Incident Overview
On April 7, 2025, at 22:41 UTC, we began experiencing issues affecting Secret Server Cloud instances in the Australia region. The impact included disruptions to core services such as heartbeats, password changes, and proxy session initiation. These issues were traced to failures within the Azure Service Bus infrastructure used by our platform. The incident was mitigated, and service was fully restored by April 8, 2025, at 17:20 UTC.
Root Cause
The root cause is still under investigation by Microsoft’s Azure product group. However, the following contributing factors have been identified:
Service Bus Namespace and Queue Failures
- Some of our Service Bus namespaces hosted in Azure as a PaaS (Platform as a Service) service became impaired, leading to failures in publishing messages. This impacted essential operations like heartbeats, password changes, and session launches.
- The password change response message queue became non-functional and could not be deleted or re-created, preventing the platform from processing completed password changes.
Mitigation and Resolution
- Attempts to recover the faulty queue through deletion and re-creation failed due to the unresponsive state of the Azure Service Bus. Since it is a PaaS service, we had to escalate to the Azure team to resolve underlying issues that we do not have control over. A high-priority support case was escalated to Microsoft Azure team.
- At 17:20 UTC on April 8, we initiated a failover to the secondary Azure region in Australia, which allowed normal processing of RPCs.
- Additional compute resources were provisioned and worker services were scaled up to handle the backlog of messages.
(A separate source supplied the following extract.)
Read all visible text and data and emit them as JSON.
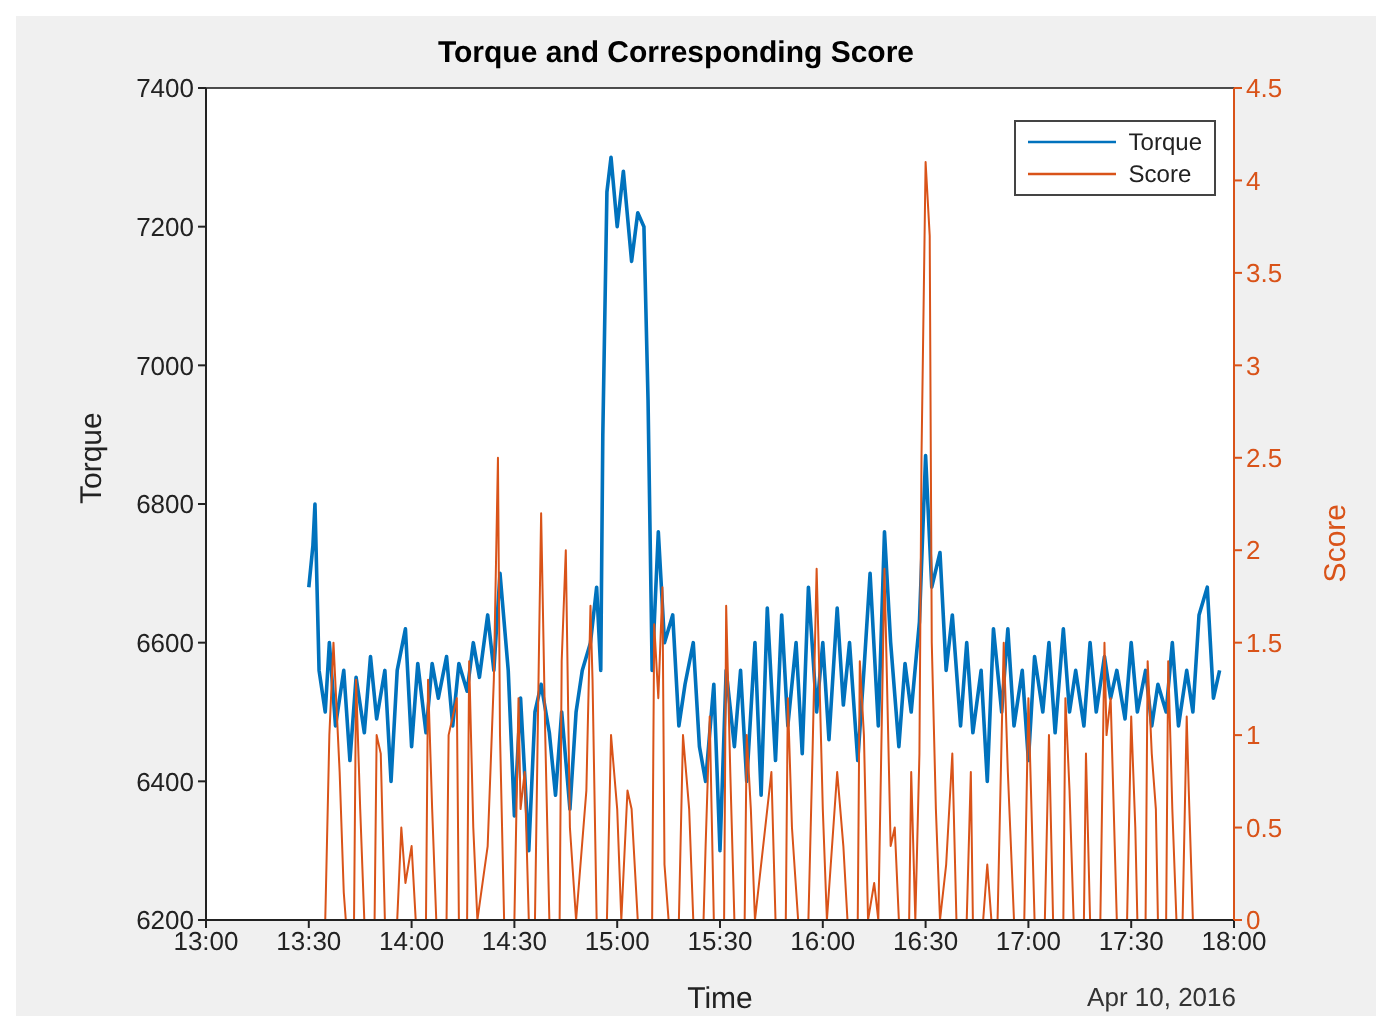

This allowed message queues to drain normally.
- Azure product team remediated the underlying issue with the Service Bus infrastructure on April 9, 2025.
- Subsequently, traffic was redirected to the primary AU region on April 9, 2025, where services are now stable.
Preventative Actions
- We continue to work with Microsoft to determine the root cause and obtain a permanent fix for the Service Bus instability in the AU region.
- Improvements are made to our failover documentation to ensure quicker regional transitions in similar scenarios.
- A follow-up update will be posted once we receive further analysis from the Azure product team.